Однажды, когда Чока грел на солнце свою горбатую широкую спину, в стене ямы послышался шум, треск кореньев. Чока юркнул к себе в дом, притих. Шум усилился, перешел в толчки, удары. Потом отвалился кусок сухой глины, и из дыры высунулась острая мордашка какого-то зверя. Он отряхнулся, сильно потянул носом воздух и задней лапой почесал затылок. Был он почти черный, шерстка красиво лоснилась, точно смоченная водой, а глаз как и вовсе не было — узкие щелочки. Зверь еще раз потянул носом и громко спросил:
— Кто здесь живет?
Чока промолчал, глубже всунувшись в воду.

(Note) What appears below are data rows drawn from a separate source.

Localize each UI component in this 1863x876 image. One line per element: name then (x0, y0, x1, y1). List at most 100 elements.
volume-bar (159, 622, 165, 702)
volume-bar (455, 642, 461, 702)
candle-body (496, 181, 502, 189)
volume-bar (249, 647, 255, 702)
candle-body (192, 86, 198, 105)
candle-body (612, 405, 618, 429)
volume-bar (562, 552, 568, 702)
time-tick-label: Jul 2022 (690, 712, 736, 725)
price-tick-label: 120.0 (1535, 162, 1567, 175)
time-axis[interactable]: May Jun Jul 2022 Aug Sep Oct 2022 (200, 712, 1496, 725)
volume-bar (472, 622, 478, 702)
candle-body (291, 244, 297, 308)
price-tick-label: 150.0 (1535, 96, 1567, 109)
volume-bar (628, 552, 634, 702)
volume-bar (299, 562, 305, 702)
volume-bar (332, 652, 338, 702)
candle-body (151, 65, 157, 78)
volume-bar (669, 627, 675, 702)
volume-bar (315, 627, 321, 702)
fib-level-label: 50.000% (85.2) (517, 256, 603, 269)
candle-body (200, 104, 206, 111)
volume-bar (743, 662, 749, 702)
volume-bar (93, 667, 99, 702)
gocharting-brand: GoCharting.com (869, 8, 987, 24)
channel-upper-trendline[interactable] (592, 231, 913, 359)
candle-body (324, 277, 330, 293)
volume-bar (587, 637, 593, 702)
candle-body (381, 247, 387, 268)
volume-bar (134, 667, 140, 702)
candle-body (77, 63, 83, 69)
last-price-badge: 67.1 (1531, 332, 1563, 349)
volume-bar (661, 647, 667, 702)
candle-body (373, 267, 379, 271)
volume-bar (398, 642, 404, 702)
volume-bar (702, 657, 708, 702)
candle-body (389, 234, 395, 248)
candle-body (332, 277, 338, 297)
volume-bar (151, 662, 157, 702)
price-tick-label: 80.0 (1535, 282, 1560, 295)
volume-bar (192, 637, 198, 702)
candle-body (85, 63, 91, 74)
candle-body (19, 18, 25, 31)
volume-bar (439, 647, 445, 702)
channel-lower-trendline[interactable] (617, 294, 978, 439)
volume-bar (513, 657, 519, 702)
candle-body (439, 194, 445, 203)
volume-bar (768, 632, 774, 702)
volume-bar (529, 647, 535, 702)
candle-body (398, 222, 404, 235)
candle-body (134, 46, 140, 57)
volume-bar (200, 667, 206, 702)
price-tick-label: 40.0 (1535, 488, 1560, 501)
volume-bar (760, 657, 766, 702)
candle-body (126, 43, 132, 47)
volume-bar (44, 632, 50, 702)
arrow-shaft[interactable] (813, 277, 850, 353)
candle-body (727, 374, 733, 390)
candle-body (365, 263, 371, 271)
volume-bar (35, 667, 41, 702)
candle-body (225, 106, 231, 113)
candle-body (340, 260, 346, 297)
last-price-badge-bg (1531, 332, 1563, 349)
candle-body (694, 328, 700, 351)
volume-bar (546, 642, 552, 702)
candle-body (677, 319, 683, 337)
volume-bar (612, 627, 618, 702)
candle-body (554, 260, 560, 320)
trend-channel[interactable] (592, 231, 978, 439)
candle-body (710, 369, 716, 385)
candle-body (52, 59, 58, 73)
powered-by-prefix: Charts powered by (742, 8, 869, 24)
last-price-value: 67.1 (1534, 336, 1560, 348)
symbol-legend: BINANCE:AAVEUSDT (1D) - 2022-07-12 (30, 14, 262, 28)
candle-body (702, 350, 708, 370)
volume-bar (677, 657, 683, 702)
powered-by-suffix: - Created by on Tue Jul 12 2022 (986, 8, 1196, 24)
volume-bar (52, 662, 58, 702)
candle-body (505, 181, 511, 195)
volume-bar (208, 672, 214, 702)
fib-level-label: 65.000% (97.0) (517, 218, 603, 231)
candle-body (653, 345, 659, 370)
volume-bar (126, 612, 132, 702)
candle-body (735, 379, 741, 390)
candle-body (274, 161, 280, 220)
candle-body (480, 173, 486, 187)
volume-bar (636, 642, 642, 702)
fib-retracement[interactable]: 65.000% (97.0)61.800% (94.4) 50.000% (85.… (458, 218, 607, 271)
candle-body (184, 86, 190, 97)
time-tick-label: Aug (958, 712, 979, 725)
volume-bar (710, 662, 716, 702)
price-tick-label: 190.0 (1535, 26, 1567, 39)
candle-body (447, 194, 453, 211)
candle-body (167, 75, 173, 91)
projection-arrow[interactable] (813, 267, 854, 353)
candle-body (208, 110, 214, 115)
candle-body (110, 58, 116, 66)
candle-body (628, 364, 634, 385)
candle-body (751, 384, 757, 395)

Зверь направил свой нос — он у него часто подергивался — прямо на лужицу, сказал:
— Вылазь!
Чока выпрыгнул, опасаясь, что может быть хуже, но близко не подошел.
— Кто ты? — осведомился зверь.
— Чока. Лягушка,— ответил Чока.
— Лягушка? Которые в болотах живут?
— Ква-чок! — подтвердил Чока, чтобы у зверя не было сомнений.
— Почему в яме?
— Упал.
— Бедный, — сказал зверь и почесал затылок. — Я крот. Хожу под землей. Прошел под всем лесом, под вашим болотом. Яма вот попалась — огорчение. Не люблю свет и жару. А ты-то хочешь домой?
Чока промолчал, не зная, что ответить: так нежданно появился этот зверь, так внезапно спросил о доме.
— Вот что я тебе скажу, — прохрипел крот (ему уже было плохо на свежем воздухе), — полезай в мой ход и скачи по нему. Скачи, скачи и когда-нибудь выскочишь наверх. А мне некогда, шерсть трещит от жары.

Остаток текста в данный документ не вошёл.